In the first published volume of his Diaries (recently ranked by GQ as the greatest of all political books, but don't let that put you off), Alan Clark cheerfully records his part in propelling John Major to the Tory leadership/Prime Ministership after the ousting of Thatcher in November 1990. In Clark's mind the mission was partly to secure a properly Thatcherite succession (and here he was deluded) but also, and with more vigour, to thwart the PM ambitions of the noveau riche and left-of-the-party Michael Heseltine, whom he despised, albeit not quite coherently. Clark's crowning moment in the latter respect was to bump into an ashen Heseltine in some Commons back-corridor in the hours after it was clear that Major had won. No words were exchanged at that awkward encounter, but Clark was sufficiently erudite to commemorate it in his journal with a telling quote from Emily Dickinson: 'A great hope fell, you heard no noise, the ruin was within.' If Clark felt any small sympathy for his hated antagonist it was in the knowledge that Heseltine had known of his doom before the results were formally declared. His campaign manager Michael Mates had polled Conservative members privately, and then "brought the numbers" forlornly to the candidate.
I wonder at what point Ken Livingstone received his own private 'numbers' last week, and so set about mentally packing up the London mayoral desk? And who was the messenger? Not his dubious longtime accomplice Lee Jaspers, one assumes. But like Heseltine, 'Ken' will just have to live with the notion that time and circumstance and a few active malefactors just rolled right over him.
And then, post-Indiana and North Carolina, who will bring Hillary Clinton the numbers? Is there any set of numbers she will accept? Or will she be like the evil brothers at the end of the movie Trading Places, screaming 'Turn those machines back on!' even as the room deserts and the security guards draw near.
But basically if they're fearfully looking around for a volunteer candidate-number-bringer in Team Clinton, I am absolutely bang-up for the job, and will do it with a winning smile - since winning is such a big deal in the Clinton Dynasty, even when you're actually losing.
(Livingstone photo by Annette Boutellier)

Monday 5 May 2008

Ten Bad Dates With De Niro conquers LA and NYC...

... Or at least the Los Angeles Times, in the person of the venerable critic and Clint Eastwood expert Richard Schickel, gives the book a very generous review here. This bit in the New York Post is a little smaller but hell, I'll take it. What further glory could this lead to, I wonder? A rush on copies at the big Barnes & Noble bookstore next to the Farmer's Market in Hollywood...? Hollywood execs giving the book to each other as birthday gifts, or just plain timely reminders of why they first entered the beautiful business of movies...? Or me being hired as a consultant on the next major studio attempt to make a half-decent Hulk picture, i.e. one that doesn't end in a silly video-game fight scene? (The latter possibility because, as Schickel notes, I am a loyal friend to well-meaning but widely despised movies everywhere.) Well, at any rate I'll just have to bide my time and keep grafting until the summons comes from Burbank...

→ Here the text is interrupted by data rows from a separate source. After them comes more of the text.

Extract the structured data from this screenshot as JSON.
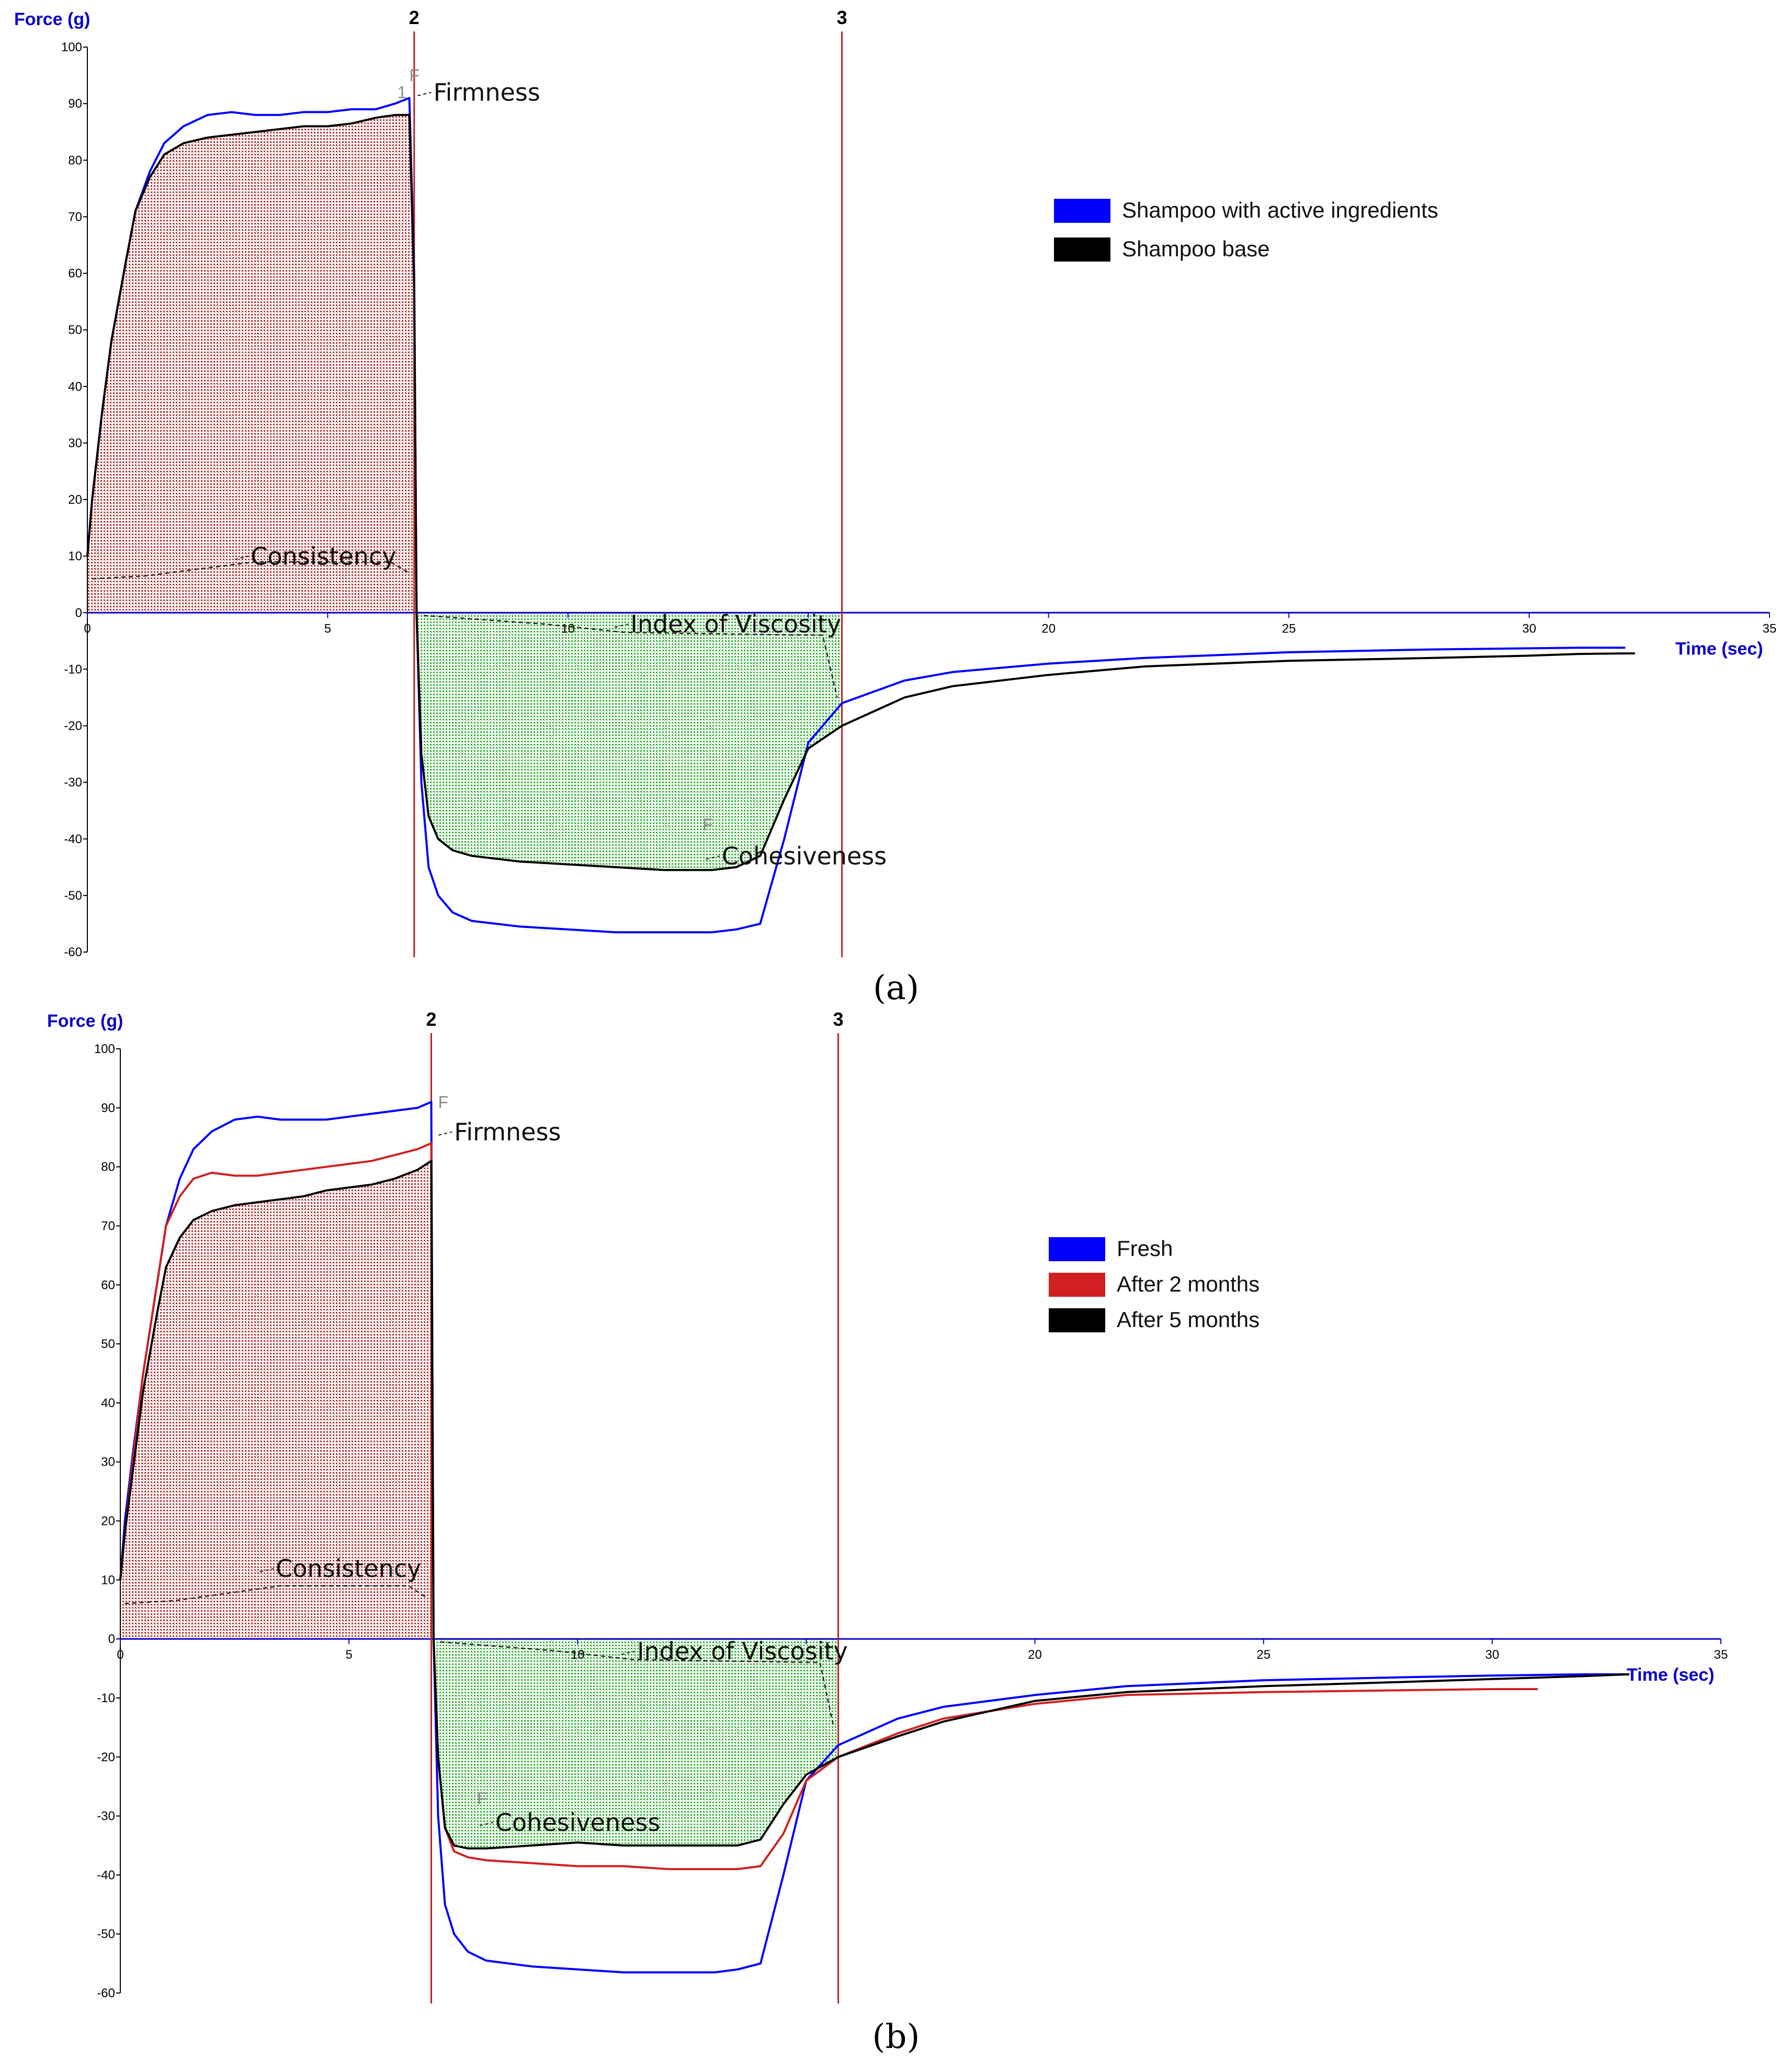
{
  "chart_data": [
    {
      "type": "line",
      "panel_label": "(a)",
      "ylabel": "Force (g)",
      "xlabel": "Time (sec)",
      "xlim": [
        0,
        35
      ],
      "ylim": [
        -60,
        100
      ],
      "x_ticks": [
        0,
        5,
        10,
        15,
        20,
        25,
        30,
        35
      ],
      "x_tick_labels": [
        "0",
        "5",
        "10",
        "",
        "20",
        "25",
        "30",
        "35"
      ],
      "y_ticks": [
        100,
        90,
        80,
        70,
        60,
        50,
        40,
        30,
        20,
        10,
        0,
        -10,
        -20,
        -30,
        -40,
        -50,
        -60
      ],
      "markers": [
        {
          "label": "2",
          "x": 6.8
        },
        {
          "label": "3",
          "x": 15.7
        }
      ],
      "legend_placement": "top-right",
      "annotations": [
        {
          "text": "Firmness",
          "x": 7.2,
          "y": 90.5
        },
        {
          "text": "Consistency",
          "x": 3.4,
          "y": 8.5
        },
        {
          "text": "Index of Viscosity",
          "x": 11.3,
          "y": -3.5
        },
        {
          "text": "Cohesiveness",
          "x": 13.2,
          "y": -44.5
        }
      ],
      "marker_glyphs": [
        {
          "text": "F",
          "x": 6.7,
          "y": 94
        },
        {
          "text": "1",
          "x": 6.45,
          "y": 91
        },
        {
          "text": "F",
          "x": 12.8,
          "y": -38.5
        }
      ],
      "shaded_regions": [
        {
          "kind": "positive",
          "color": "#b03030",
          "x": [
            0,
            6.8
          ]
        },
        {
          "kind": "negative",
          "color": "#30b030",
          "x": [
            6.8,
            15.7
          ]
        }
      ],
      "series": [
        {
          "name": "Shampoo with active ingredients",
          "color": "#0000ff",
          "x": [
            0,
            0.1,
            0.3,
            0.5,
            0.8,
            1.0,
            1.3,
            1.6,
            2.0,
            2.5,
            3.0,
            3.5,
            4.0,
            4.5,
            5.0,
            5.5,
            6.0,
            6.4,
            6.7,
            6.8,
            6.85,
            6.95,
            7.1,
            7.3,
            7.6,
            8.0,
            9.0,
            10.0,
            11.0,
            12.0,
            13.0,
            13.5,
            14.0,
            14.5,
            15.0,
            15.7,
            17.0,
            18.0,
            20.0,
            22.0,
            25.0,
            28.0,
            30.0,
            31.0,
            32.0
          ],
          "y": [
            10,
            20,
            35,
            48,
            62,
            71,
            78,
            83,
            86,
            88,
            88.5,
            88,
            88,
            88.5,
            88.5,
            89,
            89,
            90,
            91,
            60,
            0,
            -30,
            -45,
            -50,
            -53,
            -54.5,
            -55.5,
            -56,
            -56.5,
            -56.5,
            -56.5,
            -56,
            -55,
            -40,
            -23,
            -16,
            -12,
            -10.5,
            -9,
            -8,
            -7,
            -6.5,
            -6.3,
            -6.2,
            -6.2
          ]
        },
        {
          "name": "Shampoo base",
          "color": "#000000",
          "x": [
            0,
            0.1,
            0.3,
            0.5,
            0.8,
            1.0,
            1.3,
            1.6,
            2.0,
            2.5,
            3.0,
            3.5,
            4.0,
            4.5,
            5.0,
            5.5,
            6.0,
            6.4,
            6.7,
            6.8,
            6.85,
            6.95,
            7.1,
            7.3,
            7.6,
            8.0,
            9.0,
            10.0,
            11.0,
            12.0,
            13.0,
            13.5,
            14.0,
            14.5,
            15.0,
            15.7,
            17.0,
            18.0,
            20.0,
            22.0,
            25.0,
            28.0,
            30.0,
            31.0,
            32.0,
            32.2
          ],
          "y": [
            10,
            20,
            35,
            48,
            62,
            71,
            77,
            81,
            83,
            84,
            84.5,
            85,
            85.5,
            86,
            86,
            86.5,
            87.5,
            88,
            88,
            58,
            0,
            -25,
            -36,
            -40,
            -42,
            -43,
            -44,
            -44.5,
            -45,
            -45.5,
            -45.5,
            -45,
            -43,
            -33,
            -24,
            -20,
            -15,
            -13,
            -11,
            -9.5,
            -8.5,
            -8,
            -7.6,
            -7.3,
            -7.2,
            -7.2
          ]
        }
      ]
    },
    {
      "type": "line",
      "panel_label": "(b)",
      "ylabel": "Force (g)",
      "xlabel": "Time (sec)",
      "xlim": [
        0,
        35
      ],
      "ylim": [
        -60,
        100
      ],
      "x_ticks": [
        0,
        5,
        10,
        15,
        20,
        25,
        30,
        35
      ],
      "x_tick_labels": [
        "0",
        "5",
        "10",
        "",
        "20",
        "25",
        "30",
        "35"
      ],
      "y_ticks": [
        100,
        90,
        80,
        70,
        60,
        50,
        40,
        30,
        20,
        10,
        0,
        -10,
        -20,
        -30,
        -40,
        -50,
        -60
      ],
      "markers": [
        {
          "label": "2",
          "x": 6.8
        },
        {
          "label": "3",
          "x": 15.7
        }
      ],
      "legend_placement": "top-right",
      "annotations": [
        {
          "text": "Firmness",
          "x": 7.3,
          "y": 84.5
        },
        {
          "text": "Consistency",
          "x": 3.4,
          "y": 10.5
        },
        {
          "text": "Index of Viscosity",
          "x": 11.3,
          "y": -3.5
        },
        {
          "text": "Cohesiveness",
          "x": 8.2,
          "y": -32.5
        }
      ],
      "marker_glyphs": [
        {
          "text": "F",
          "x": 6.95,
          "y": 90
        },
        {
          "text": "F",
          "x": 7.8,
          "y": -28
        }
      ],
      "shaded_regions": [
        {
          "kind": "positive",
          "color": "#b03030",
          "x": [
            0,
            6.8
          ]
        },
        {
          "kind": "negative",
          "color": "#30b030",
          "x": [
            6.8,
            15.7
          ]
        }
      ],
      "series": [
        {
          "name": "Fresh",
          "color": "#0000ff",
          "x": [
            0,
            0.1,
            0.3,
            0.5,
            0.8,
            1.0,
            1.3,
            1.6,
            2.0,
            2.5,
            3.0,
            3.5,
            4.0,
            4.5,
            5.0,
            5.5,
            6.0,
            6.5,
            6.8,
            6.85,
            6.95,
            7.1,
            7.3,
            7.6,
            8.0,
            9.0,
            10.0,
            11.0,
            12.0,
            13.0,
            13.5,
            14.0,
            14.5,
            15.0,
            15.7,
            17.0,
            18.0,
            20.0,
            22.0,
            25.0,
            28.0,
            30.0,
            32.0,
            33.0
          ],
          "y": [
            10,
            20,
            33,
            45,
            60,
            70,
            78,
            83,
            86,
            88,
            88.5,
            88,
            88,
            88,
            88.5,
            89,
            89.5,
            90,
            91,
            0,
            -30,
            -45,
            -50,
            -53,
            -54.5,
            -55.5,
            -56,
            -56.5,
            -56.5,
            -56.5,
            -56,
            -55,
            -40,
            -24,
            -18,
            -13.5,
            -11.5,
            -9.5,
            -8,
            -7,
            -6.5,
            -6.2,
            -6.0,
            -6.0
          ]
        },
        {
          "name": "After 2 months",
          "color": "#d02020",
          "x": [
            0,
            0.1,
            0.3,
            0.5,
            0.8,
            1.0,
            1.3,
            1.6,
            2.0,
            2.5,
            3.0,
            3.5,
            4.0,
            4.5,
            5.0,
            5.5,
            6.0,
            6.5,
            6.8,
            6.85,
            6.95,
            7.1,
            7.3,
            7.6,
            8.0,
            9.0,
            10.0,
            11.0,
            12.0,
            13.0,
            13.5,
            14.0,
            14.5,
            15.0,
            15.7,
            17.0,
            18.0,
            20.0,
            22.0,
            25.0,
            28.0,
            30.0,
            31.0
          ],
          "y": [
            10,
            18,
            32,
            45,
            60,
            70,
            75,
            78,
            79,
            78.5,
            78.5,
            79,
            79.5,
            80,
            80.5,
            81,
            82,
            83,
            84,
            0,
            -20,
            -32,
            -36,
            -37,
            -37.5,
            -38,
            -38.5,
            -38.5,
            -39,
            -39,
            -39,
            -38.5,
            -33,
            -24,
            -20,
            -16,
            -13.5,
            -11,
            -9.5,
            -9,
            -8.7,
            -8.5,
            -8.5
          ]
        },
        {
          "name": "After 5 months",
          "color": "#000000",
          "x": [
            0,
            0.1,
            0.3,
            0.5,
            0.8,
            1.0,
            1.3,
            1.6,
            2.0,
            2.5,
            3.0,
            3.5,
            4.0,
            4.5,
            5.0,
            5.5,
            6.0,
            6.5,
            6.8,
            6.85,
            6.95,
            7.1,
            7.3,
            7.6,
            8.0,
            9.0,
            10.0,
            11.0,
            12.0,
            13.0,
            13.5,
            14.0,
            14.5,
            15.0,
            15.7,
            17.0,
            18.0,
            20.0,
            22.0,
            25.0,
            28.0,
            30.0,
            32.0,
            33.0
          ],
          "y": [
            10,
            18,
            30,
            42,
            55,
            63,
            68,
            71,
            72.5,
            73.5,
            74,
            74.5,
            75,
            76,
            76.5,
            77,
            78,
            79.5,
            81,
            0,
            -20,
            -32,
            -35,
            -35.5,
            -35.5,
            -35,
            -34.5,
            -35,
            -35,
            -35,
            -35,
            -34,
            -28,
            -23,
            -20,
            -16.5,
            -14,
            -10.5,
            -9,
            -8,
            -7.3,
            -6.8,
            -6.3,
            -6.0
          ]
        }
      ]
    }
  ]
}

The wizardry of Nicolas Roeg, revisited

Last week I wrote up and passed along what I had been thinking lately in respect of Nicolas Roeg and his mercurial movies. Then I went off on a little jaunt for several days with the wife and bairn... At any rate I'm back in the chair now and the aforementioned Roeg piece is now posted at Film In Focus, the excellent film site I mentioned back in the old days of last month when this very blog was but a bairn itself. "Ah, time...", as Roeg himself might say with a twinkly look in his eye as a precursor to several thousand fascinating remarks on the subject.